Based on world ending stock estimates, cotton prices should be lower than they are.
John Robinson, TExas AgriLife Extension cotton marketing specialsit, expects no cotton rallies.
Robinson said he could envision a conspiracy theory in which a Chinese bureaucrat starts thinking about all that cotton and decides to sell two to four million bales. “That would be a surprise. The world price would come down and the futures market would come down.”
He said the downside risk would be “at least 10 cents a pound.”
He doesn’t anticipate that happening. “Inertia rules the day. Doing nothing is the easiest thing to do.” China may be hoping that a short crop somewhere will open up a market and they can replace the entire shortage with their stockpile. A drought in India could be such a catalyst.
Even with a catastrophic crop year somewhere, China’s stockpile filling the gap would put a cap on upside price movement.
All those factors together support Robinson’s contention that cotton prices will continue to move in a sideways pattern—70 cents to 80 cents—with downside risk. “The futures market has been signaling that. That downside risk is at least 10 cents.”
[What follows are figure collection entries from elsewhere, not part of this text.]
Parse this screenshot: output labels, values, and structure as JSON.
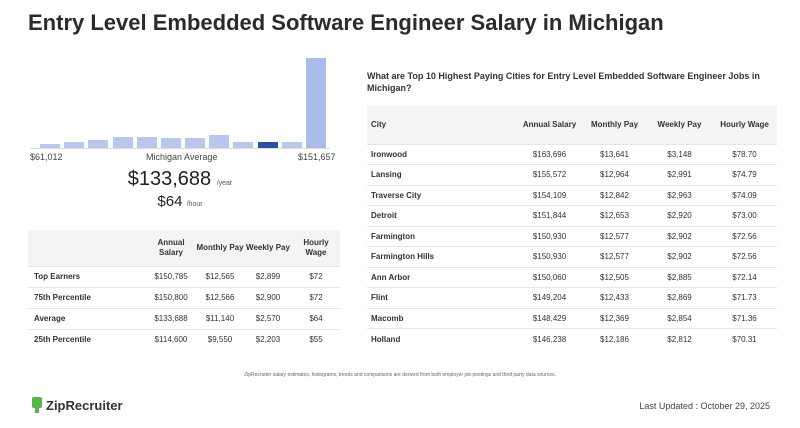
{
  "title": "Entry Level Embedded Software Engineer Salary in Michigan",
  "histogram": {
    "min_label": "$61,012",
    "mid_label": "Michigan Average",
    "max_label": "$151,657",
    "highlight_index": 9,
    "colors": {
      "bar": "#b9c7ec",
      "highlight": "#2a4ea0",
      "top": "#aabbea"
    },
    "bins": [
      {
        "level": 0.04
      },
      {
        "level": 0.07
      },
      {
        "level": 0.09
      },
      {
        "level": 0.12
      },
      {
        "level": 0.12
      },
      {
        "level": 0.11
      },
      {
        "level": 0.11
      },
      {
        "level": 0.15
      },
      {
        "level": 0.07
      },
      {
        "level": 0.07
      },
      {
        "level": 0.07
      },
      {
        "level": 1.0
      }
    ]
  },
  "average": {
    "annual": "$133,688",
    "annual_unit": "/year",
    "hourly": "$64",
    "hourly_unit": "/hour"
  },
  "percentiles": {
    "headers": [
      "",
      "Annual Salary",
      "Monthly Pay",
      "Weekly Pay",
      "Hourly Wage"
    ],
    "rows": [
      [
        "Top Earners",
        "$150,785",
        "$12,565",
        "$2,899",
        "$72"
      ],
      [
        "75th Percentile",
        "$150,800",
        "$12,566",
        "$2,900",
        "$72"
      ],
      [
        "Average",
        "$133,688",
        "$11,140",
        "$2,570",
        "$64"
      ],
      [
        "25th Percentile",
        "$114,600",
        "$9,550",
        "$2,203",
        "$55"
      ]
    ]
  },
  "cities": {
    "heading": "What are Top 10 Highest Paying Cities for Entry Level Embedded Software Engineer Jobs in Michigan?",
    "headers": [
      "City",
      "Annual Salary",
      "Monthly Pay",
      "Weekly Pay",
      "Hourly Wage"
    ],
    "rows": [
      [
        "Ironwood",
        "$163,696",
        "$13,641",
        "$3,148",
        "$78.70"
      ],
      [
        "Lansing",
        "$155,572",
        "$12,964",
        "$2,991",
        "$74.79"
      ],
      [
        "Traverse City",
        "$154,109",
        "$12,842",
        "$2,963",
        "$74.09"
      ],
      [
        "Detroit",
        "$151,844",
        "$12,653",
        "$2,920",
        "$73.00"
      ],
      [
        "Farmington",
        "$150,930",
        "$12,577",
        "$2,902",
        "$72.56"
      ],
      [
        "Farmington Hills",
        "$150,930",
        "$12,577",
        "$2,902",
        "$72.56"
      ],
      [
        "Ann Arbor",
        "$150,060",
        "$12,505",
        "$2,885",
        "$72.14"
      ],
      [
        "Flint",
        "$149,204",
        "$12,433",
        "$2,869",
        "$71.73"
      ],
      [
        "Macomb",
        "$148,429",
        "$12,369",
        "$2,854",
        "$71.36"
      ],
      [
        "Holland",
        "$146,238",
        "$12,186",
        "$2,812",
        "$70.31"
      ]
    ]
  },
  "footnote": "ZipRecruiter salary estimates, histograms, trends and comparisons are derived from both employer job postings and third party data sources.",
  "logo_text": "ZipRecruiter",
  "last_updated": "Last Updated : October 29, 2025"
}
Even with little hope for a rally, he expects U.S. acreage to increase in 2014, especially in Texas. Weakening grain prices will be a significant factor, and Texas could plant from 500,000 to 750,000 more acres, which could push U.S. acreage to 11 million, “even though it’s still dry in the Southwest. But prospects look better.”
He said with a normal abandonment, harvested would come in at about 9 million acres and production would run about 16 million bales. Export would take about 9 million bales, 1 million less than usual as China uses more of its own production. That leaves 6.4 million bales of ending stock, “double the preceding year. With a stocks-to-use ratio of 50 percent, price weakness could follow. So, I am not bullish. Expect no rally.”
He said farmrs could consider forward pricing, hedging, and options to protect some price. He also urged farmers to consider all the tools available to them—insurance, futures, options, and pools—in various combinations to find a strategy to protect against downside risk. He said options have been relatively cheap and provide price protection.
He also noted that the new programs available in the farm bill may move coverage up. “This is a new world with insurance and risk management,” he said.
He also recommended farmers look at their production costs and if they can forward price part of their crop to protect price early, they should consider it. “Don’t hedge the entire crop, just some of it,” he said.